Jeff, Who Lives at Home - 7/10 – New Duplass brothers movie, I think I prefer the dark awkwardness of Cyrus, but this was still good. This was their most plotty and accessible movie, but they don’t abandon their unique style. I also liked that it was funny, but there wasn’t really any jokes.

Once Upon a Time in Anatolia - 9/10 - Loves this one as well. Ceylan's crime story leaves out the extraneous details to focus what is universal for all violent acts and the investigations that follow. There are people involved with the investigation, people who kill, and the family of the victims. The film isn't overly clinical either, lots of humour, emotion and of course Ceylan's unique and evolving cinematic rhetoric.

The Descendants - 7/10 – New Alexander Payne movie starring George Clooney. Clooney plays an out of touch father/husband who suddenly has to take the lead now that his wife is in a coma and her Will stipulates to have her life support removed. He later finds out his wife was cheating on him and wants to find the dude she was fucking. I like Payne’s adult approach to filmmaking, and he does a good job balancing the movies sadness with humour. This will probably get a lot of Oscar buzz.

Drive - 8/10 – Loved the quiet moodiness of the direction. Surprised by the movies ultra violence however. Kinda curious what the average person will think of this one, I wonder if most people are expecting something similar to the Fast and the Furious movies.

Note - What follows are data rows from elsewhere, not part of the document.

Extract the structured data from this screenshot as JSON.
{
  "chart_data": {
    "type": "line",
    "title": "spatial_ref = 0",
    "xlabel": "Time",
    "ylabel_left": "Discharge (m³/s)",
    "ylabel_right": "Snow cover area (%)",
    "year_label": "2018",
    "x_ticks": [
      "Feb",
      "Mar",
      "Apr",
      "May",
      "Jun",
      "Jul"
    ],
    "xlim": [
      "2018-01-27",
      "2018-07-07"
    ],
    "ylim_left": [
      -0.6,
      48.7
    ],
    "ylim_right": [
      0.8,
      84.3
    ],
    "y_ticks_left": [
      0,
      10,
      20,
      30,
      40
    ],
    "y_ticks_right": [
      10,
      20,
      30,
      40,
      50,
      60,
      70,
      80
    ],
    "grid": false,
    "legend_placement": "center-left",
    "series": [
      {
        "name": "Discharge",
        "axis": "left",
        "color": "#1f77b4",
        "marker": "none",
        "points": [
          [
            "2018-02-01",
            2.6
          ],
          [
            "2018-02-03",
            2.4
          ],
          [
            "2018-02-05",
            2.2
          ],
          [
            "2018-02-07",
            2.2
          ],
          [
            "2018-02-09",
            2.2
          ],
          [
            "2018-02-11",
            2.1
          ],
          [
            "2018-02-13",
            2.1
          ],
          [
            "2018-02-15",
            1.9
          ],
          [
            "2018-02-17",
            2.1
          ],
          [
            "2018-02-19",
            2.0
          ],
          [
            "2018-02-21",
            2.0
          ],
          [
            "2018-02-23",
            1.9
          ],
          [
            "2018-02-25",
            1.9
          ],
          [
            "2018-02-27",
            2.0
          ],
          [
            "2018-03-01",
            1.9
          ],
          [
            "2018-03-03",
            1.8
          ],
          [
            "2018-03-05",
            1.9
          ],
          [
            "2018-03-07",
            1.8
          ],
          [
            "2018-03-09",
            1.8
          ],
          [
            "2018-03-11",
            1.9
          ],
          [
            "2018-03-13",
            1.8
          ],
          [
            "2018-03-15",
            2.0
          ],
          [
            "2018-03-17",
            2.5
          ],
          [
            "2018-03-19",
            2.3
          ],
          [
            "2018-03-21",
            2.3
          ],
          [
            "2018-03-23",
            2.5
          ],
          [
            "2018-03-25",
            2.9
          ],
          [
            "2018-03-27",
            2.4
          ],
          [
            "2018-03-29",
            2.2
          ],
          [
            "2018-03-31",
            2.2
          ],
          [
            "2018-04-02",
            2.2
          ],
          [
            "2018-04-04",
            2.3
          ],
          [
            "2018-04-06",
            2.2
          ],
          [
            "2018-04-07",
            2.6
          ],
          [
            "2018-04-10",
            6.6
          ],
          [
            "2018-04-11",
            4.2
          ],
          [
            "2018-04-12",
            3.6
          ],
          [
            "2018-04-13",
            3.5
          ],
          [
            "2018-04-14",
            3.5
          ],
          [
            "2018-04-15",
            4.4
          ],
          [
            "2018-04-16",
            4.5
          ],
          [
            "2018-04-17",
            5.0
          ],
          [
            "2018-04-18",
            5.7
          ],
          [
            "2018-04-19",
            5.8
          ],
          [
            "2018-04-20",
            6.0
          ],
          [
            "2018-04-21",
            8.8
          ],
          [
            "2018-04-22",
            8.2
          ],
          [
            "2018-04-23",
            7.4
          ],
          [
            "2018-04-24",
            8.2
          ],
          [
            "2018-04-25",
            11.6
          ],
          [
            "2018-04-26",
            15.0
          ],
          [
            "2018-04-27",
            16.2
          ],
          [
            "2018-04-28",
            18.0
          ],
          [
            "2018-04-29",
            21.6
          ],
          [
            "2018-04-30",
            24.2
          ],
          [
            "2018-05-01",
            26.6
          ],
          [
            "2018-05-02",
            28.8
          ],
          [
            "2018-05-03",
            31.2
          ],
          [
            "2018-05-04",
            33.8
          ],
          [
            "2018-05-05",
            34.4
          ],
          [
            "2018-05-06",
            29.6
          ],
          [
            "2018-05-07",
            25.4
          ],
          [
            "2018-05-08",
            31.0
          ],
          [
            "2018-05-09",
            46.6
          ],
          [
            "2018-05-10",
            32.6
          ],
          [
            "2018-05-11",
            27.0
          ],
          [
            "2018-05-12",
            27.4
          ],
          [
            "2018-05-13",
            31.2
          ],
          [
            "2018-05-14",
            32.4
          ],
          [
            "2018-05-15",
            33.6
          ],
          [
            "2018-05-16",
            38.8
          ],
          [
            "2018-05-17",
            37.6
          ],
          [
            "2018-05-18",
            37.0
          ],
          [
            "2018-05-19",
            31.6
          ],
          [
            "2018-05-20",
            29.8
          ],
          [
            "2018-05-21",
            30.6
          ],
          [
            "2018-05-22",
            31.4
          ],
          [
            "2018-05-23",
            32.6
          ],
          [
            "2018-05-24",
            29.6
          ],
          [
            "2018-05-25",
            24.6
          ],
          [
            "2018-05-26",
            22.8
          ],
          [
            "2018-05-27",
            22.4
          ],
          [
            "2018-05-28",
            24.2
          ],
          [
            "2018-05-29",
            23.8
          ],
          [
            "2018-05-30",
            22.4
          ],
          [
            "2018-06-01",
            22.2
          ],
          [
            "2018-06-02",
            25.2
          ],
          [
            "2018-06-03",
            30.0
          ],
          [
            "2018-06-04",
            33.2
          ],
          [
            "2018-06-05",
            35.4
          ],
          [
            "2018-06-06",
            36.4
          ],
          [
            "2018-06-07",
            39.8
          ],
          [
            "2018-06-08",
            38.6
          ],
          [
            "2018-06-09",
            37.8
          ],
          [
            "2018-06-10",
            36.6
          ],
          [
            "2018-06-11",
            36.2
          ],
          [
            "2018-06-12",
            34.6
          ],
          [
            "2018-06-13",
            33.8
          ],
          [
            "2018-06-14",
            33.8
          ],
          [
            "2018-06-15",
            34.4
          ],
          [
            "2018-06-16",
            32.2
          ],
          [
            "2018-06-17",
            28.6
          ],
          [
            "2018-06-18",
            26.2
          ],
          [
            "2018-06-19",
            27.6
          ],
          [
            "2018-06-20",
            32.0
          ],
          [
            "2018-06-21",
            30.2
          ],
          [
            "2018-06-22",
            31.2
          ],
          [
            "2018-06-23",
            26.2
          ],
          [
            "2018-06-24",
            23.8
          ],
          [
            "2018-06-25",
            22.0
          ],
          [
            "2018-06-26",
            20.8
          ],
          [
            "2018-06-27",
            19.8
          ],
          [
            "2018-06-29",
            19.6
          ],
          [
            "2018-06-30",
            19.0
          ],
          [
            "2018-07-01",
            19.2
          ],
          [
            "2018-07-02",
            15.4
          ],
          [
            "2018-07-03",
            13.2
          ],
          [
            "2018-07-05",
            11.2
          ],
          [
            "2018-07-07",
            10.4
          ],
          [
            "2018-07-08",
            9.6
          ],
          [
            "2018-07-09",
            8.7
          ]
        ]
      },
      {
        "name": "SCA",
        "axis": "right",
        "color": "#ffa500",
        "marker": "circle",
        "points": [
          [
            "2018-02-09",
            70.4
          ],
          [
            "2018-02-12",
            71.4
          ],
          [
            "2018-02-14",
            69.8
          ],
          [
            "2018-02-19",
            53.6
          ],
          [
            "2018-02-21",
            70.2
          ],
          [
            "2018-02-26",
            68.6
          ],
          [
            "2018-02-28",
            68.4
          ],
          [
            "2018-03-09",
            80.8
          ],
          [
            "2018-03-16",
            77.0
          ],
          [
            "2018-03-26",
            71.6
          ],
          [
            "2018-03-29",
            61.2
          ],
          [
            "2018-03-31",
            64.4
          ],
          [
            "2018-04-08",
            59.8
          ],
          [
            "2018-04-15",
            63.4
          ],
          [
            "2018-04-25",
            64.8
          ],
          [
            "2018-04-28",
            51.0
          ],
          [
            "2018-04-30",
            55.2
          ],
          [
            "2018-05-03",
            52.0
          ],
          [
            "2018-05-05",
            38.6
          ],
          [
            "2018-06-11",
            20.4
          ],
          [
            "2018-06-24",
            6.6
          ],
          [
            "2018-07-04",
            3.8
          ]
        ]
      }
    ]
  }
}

Into the Abyss - 7/10 - Werner Herzog documentary about a triple homicide in Texas. It lacks Herzog’s quirkiness and at times felt a little Datelineish but Herzog knows how to ask better questions than any TV journalist hack and he slowly peels back the interesting fabric of people’s lives. He even interviews one of the killers who is eight days away from being executed. The movie is unquestionably anti-capital punishment, but Herzog doesn’t lecture, he shows it how it is, and how this horrible practice damages the lives of all involved. Including, a correctional officer who was involved with hundreds of state killings, at one point was even doing two a week. Eventually the job broke him down, and he had to jeopardize his pension by quitting, he justifies the decision and poignantly asks us to question our own mortality by pointing out that on your tombstone there is a birth a death and in-between these things there is a hyphen, and asks “How are you going to live you dash?”